There are several theories about the origin of Campaspero's name, a leading one being from the Spanish phrase "Rough Field," which correctly describes the rocky terrain of the area.

Until 1833, the Campaspero belonged to the province of Segovia. It was closely linked to the province of Valladolid because of the proximity to the Comunidad de Villa y Tierra de Peñafiel (Valladolid). In 1833, Campaspero was made a part of Valladolid province.

==Campaspero today==
Nowadays, Campaspero is the only town in Valladolid's province belonging to the Churrería, a region integrated by Segovian localities, with the sole exception of Campaspero.
The parochial church of Guzmán's Santo Domingo is built on stone of its famous quarries.
This building dates back to the 18th century, when it was decided to raise this temple due to the condition of ruin of the previous one, which is missing today. The church has a simple structure, and keeps within some carvings of notable interest, as that of the Ascension, made by Pedro Berrugete, a sculptor from the neighbour town of Peñafiel, in the second half of the 18th century.

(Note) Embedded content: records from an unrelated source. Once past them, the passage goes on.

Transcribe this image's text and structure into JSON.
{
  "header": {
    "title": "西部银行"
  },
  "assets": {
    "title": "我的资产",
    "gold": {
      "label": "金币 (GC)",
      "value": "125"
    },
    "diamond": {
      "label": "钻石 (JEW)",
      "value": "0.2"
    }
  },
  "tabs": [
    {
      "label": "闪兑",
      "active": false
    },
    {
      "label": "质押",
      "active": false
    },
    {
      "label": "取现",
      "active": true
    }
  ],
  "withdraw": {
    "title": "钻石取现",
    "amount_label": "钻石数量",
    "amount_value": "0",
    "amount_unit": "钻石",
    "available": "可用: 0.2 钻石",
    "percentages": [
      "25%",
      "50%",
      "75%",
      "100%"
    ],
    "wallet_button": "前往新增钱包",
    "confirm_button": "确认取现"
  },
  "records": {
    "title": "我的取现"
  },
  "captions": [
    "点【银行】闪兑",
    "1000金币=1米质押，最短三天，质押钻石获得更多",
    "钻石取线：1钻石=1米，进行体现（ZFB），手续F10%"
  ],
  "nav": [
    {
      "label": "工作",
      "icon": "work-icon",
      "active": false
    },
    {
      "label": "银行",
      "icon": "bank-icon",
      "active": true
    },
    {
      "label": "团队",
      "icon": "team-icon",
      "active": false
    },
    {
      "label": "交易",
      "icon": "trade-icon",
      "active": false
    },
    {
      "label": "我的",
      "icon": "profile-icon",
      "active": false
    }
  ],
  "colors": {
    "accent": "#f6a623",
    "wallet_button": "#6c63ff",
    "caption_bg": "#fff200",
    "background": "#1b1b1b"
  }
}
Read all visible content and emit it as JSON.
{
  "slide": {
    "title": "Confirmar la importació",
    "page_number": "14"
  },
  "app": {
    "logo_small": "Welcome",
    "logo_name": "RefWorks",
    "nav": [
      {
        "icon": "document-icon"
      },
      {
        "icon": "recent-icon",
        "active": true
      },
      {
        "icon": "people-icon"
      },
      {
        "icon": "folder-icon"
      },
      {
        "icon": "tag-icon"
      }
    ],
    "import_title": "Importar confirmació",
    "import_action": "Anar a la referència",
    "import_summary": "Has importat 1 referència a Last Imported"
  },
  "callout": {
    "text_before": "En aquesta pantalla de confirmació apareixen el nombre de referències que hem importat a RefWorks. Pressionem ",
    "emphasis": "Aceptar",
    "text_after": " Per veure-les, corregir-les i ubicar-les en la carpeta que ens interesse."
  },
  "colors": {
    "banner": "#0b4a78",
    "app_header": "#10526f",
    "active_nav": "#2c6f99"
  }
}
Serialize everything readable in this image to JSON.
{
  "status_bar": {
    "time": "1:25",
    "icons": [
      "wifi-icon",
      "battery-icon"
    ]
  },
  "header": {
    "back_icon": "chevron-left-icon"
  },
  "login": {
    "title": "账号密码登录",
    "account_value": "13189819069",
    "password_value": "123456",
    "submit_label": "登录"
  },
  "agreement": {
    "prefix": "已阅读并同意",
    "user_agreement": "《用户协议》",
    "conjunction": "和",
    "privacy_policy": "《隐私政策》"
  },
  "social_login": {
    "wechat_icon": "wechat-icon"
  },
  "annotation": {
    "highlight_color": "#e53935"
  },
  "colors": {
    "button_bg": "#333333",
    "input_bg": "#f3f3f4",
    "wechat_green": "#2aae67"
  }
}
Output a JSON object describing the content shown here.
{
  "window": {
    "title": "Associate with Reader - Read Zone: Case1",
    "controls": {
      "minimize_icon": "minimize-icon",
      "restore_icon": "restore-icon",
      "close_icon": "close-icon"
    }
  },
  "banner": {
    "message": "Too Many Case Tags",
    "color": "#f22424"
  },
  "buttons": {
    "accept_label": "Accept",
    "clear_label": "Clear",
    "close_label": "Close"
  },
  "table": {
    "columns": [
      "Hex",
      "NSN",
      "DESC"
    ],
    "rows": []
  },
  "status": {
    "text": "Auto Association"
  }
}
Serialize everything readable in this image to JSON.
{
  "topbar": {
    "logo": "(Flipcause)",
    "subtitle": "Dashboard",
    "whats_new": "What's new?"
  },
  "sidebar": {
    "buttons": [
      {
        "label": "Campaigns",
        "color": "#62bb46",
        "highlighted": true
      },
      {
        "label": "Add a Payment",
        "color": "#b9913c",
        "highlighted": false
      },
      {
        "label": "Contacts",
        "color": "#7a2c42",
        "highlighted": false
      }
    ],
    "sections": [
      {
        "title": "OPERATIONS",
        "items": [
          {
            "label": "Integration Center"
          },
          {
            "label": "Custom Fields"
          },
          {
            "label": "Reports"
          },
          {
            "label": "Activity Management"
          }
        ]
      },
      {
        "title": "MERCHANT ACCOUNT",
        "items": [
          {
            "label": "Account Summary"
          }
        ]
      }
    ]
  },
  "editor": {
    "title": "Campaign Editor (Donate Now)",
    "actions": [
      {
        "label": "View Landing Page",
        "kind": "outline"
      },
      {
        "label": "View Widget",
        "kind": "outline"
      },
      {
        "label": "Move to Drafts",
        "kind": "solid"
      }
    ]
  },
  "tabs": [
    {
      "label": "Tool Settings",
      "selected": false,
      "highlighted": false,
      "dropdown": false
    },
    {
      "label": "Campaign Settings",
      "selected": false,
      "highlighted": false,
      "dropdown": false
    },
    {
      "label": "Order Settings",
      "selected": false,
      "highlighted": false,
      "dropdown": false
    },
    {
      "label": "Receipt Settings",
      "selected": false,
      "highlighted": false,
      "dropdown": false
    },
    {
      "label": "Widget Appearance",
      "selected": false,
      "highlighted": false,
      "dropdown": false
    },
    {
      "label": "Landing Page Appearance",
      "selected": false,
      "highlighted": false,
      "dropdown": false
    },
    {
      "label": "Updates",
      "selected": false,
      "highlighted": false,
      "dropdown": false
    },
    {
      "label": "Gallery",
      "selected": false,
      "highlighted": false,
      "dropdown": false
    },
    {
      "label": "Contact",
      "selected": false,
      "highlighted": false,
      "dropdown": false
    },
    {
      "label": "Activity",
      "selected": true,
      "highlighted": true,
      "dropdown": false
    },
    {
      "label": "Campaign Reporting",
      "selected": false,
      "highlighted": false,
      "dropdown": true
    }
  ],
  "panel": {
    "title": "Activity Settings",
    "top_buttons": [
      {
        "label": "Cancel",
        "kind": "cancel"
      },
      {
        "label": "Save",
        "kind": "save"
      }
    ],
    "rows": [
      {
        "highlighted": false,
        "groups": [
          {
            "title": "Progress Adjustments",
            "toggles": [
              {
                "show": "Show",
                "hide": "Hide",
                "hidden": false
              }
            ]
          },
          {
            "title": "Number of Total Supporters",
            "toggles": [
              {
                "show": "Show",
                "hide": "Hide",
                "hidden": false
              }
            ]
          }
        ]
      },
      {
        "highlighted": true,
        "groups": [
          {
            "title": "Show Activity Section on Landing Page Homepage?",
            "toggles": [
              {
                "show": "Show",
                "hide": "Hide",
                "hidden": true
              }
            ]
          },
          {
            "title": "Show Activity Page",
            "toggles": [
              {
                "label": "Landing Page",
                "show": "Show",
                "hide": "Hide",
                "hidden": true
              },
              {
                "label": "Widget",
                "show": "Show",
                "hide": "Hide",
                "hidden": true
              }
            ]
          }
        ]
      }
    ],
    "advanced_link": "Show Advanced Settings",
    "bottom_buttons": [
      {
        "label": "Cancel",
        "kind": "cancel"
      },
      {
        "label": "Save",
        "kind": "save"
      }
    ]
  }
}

The images of Santo Domingo of Guzmán (the church's patron saint) and San Buenaventura were carved in the same century. They share the major altarpiece with that of the Ascension. They also share the Baroque style, and were carved in wood for Pedro Ventosa, an artist from Sepúlveda (Segovia). On the left of the presbytery stands out a sculpture of Christ Crucificado, built in the endings of the 16th century. It was surely carved in Cuéllar by Roque Muñoz. In the side of the Epistle an altarpiece of dressing shows an image of the Virgin of the Rosario.

==Quarries==

Campaspero sits on a seam of stone 30 meters thick, which the townspeople have used since they settled there. The stone of its quarries has long been an important source of work for the village.

Many buildings of the province were built with Campaspero's stone.